Abstract:
Depression and anxiety are prevalent among 10-20% of children and adolescents globally,
with an estimated 15 million people affected in Pakistan. Despite this growing figure, the
general Pakistani population lacks awareness regarding mental disorders due to limited
mental healthcare resources and negative perception of mental health. This study aims to
utilize machine learning with RCADS to maximize the use of current healthcare resources
and facilitate depression and anxiety screening.

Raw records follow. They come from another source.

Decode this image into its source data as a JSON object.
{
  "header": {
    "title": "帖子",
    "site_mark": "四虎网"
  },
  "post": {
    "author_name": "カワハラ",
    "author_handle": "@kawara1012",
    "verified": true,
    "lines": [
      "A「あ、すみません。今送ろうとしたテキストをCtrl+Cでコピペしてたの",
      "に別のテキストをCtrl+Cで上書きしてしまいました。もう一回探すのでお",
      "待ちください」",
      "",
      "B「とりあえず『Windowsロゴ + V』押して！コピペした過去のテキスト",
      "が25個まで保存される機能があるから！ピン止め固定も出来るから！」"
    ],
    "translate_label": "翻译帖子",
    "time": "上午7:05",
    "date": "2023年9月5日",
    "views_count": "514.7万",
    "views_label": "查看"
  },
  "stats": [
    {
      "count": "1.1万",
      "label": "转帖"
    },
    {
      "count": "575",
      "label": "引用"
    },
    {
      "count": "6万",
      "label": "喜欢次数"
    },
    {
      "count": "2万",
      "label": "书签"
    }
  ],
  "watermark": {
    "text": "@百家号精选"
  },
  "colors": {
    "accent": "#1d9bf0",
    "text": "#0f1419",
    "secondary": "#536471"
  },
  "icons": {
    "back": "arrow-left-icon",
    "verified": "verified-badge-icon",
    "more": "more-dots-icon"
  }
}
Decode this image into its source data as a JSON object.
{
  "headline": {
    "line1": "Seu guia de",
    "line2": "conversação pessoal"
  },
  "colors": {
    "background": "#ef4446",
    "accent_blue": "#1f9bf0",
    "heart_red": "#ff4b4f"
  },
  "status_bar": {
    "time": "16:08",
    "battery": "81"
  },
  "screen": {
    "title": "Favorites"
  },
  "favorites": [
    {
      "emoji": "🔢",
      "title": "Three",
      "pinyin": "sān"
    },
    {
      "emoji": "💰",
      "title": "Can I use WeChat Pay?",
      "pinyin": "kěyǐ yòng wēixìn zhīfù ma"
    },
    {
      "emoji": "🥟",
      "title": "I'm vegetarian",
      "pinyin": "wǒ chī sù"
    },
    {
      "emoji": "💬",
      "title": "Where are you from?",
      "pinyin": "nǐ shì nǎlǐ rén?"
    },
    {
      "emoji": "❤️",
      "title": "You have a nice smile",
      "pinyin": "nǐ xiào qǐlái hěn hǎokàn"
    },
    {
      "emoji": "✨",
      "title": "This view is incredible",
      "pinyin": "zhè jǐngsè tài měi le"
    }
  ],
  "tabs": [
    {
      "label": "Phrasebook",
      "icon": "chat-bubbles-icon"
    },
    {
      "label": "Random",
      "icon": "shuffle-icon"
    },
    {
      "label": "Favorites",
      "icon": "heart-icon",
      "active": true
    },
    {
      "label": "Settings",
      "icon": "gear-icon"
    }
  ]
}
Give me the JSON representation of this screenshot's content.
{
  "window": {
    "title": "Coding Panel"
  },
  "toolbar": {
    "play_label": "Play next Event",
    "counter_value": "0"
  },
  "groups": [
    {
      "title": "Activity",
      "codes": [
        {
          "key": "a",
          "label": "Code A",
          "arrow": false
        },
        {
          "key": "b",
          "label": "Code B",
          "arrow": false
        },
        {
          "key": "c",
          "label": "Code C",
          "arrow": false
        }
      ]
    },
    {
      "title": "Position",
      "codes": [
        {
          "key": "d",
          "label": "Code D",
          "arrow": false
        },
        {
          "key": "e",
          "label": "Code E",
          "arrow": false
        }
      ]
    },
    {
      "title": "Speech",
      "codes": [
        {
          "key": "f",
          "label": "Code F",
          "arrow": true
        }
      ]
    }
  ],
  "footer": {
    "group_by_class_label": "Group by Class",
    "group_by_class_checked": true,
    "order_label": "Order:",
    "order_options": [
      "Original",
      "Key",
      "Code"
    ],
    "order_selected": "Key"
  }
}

Three feature selection methods i.e., the
Chi-square test of independence, Spearman correlation, and Recursive Feature Elimination
revealed a weak correlation with the evaluation of depression and anxiety in the study
population. Data augmentation was done using the multinomial probability distribution of
the existing data to generate hybrid-synthetic correlated discrete multinomial variates of
each item of RCADS-47, to address the limitation of a small sample size. Six commonly
employed ML algorithms—Decision Tree, Random Forest, Support Vector Machine,
Logistic Regression, Naive Bayes, and K-Nearest Neighbor—were trained on the hybrid
data to develop the predictive models. The Naive Bayes algorithm yielded the best overall
results with up to 75% accuracy and a 0.75 F1 score. The findings suggest that the Naive
Bayes algorithm using 46 features suits the data well and has the potential to be used as a
data-driven decision support system for the concerned professionals and improve the usual
way of screening anxiety and depression in children and adolescents.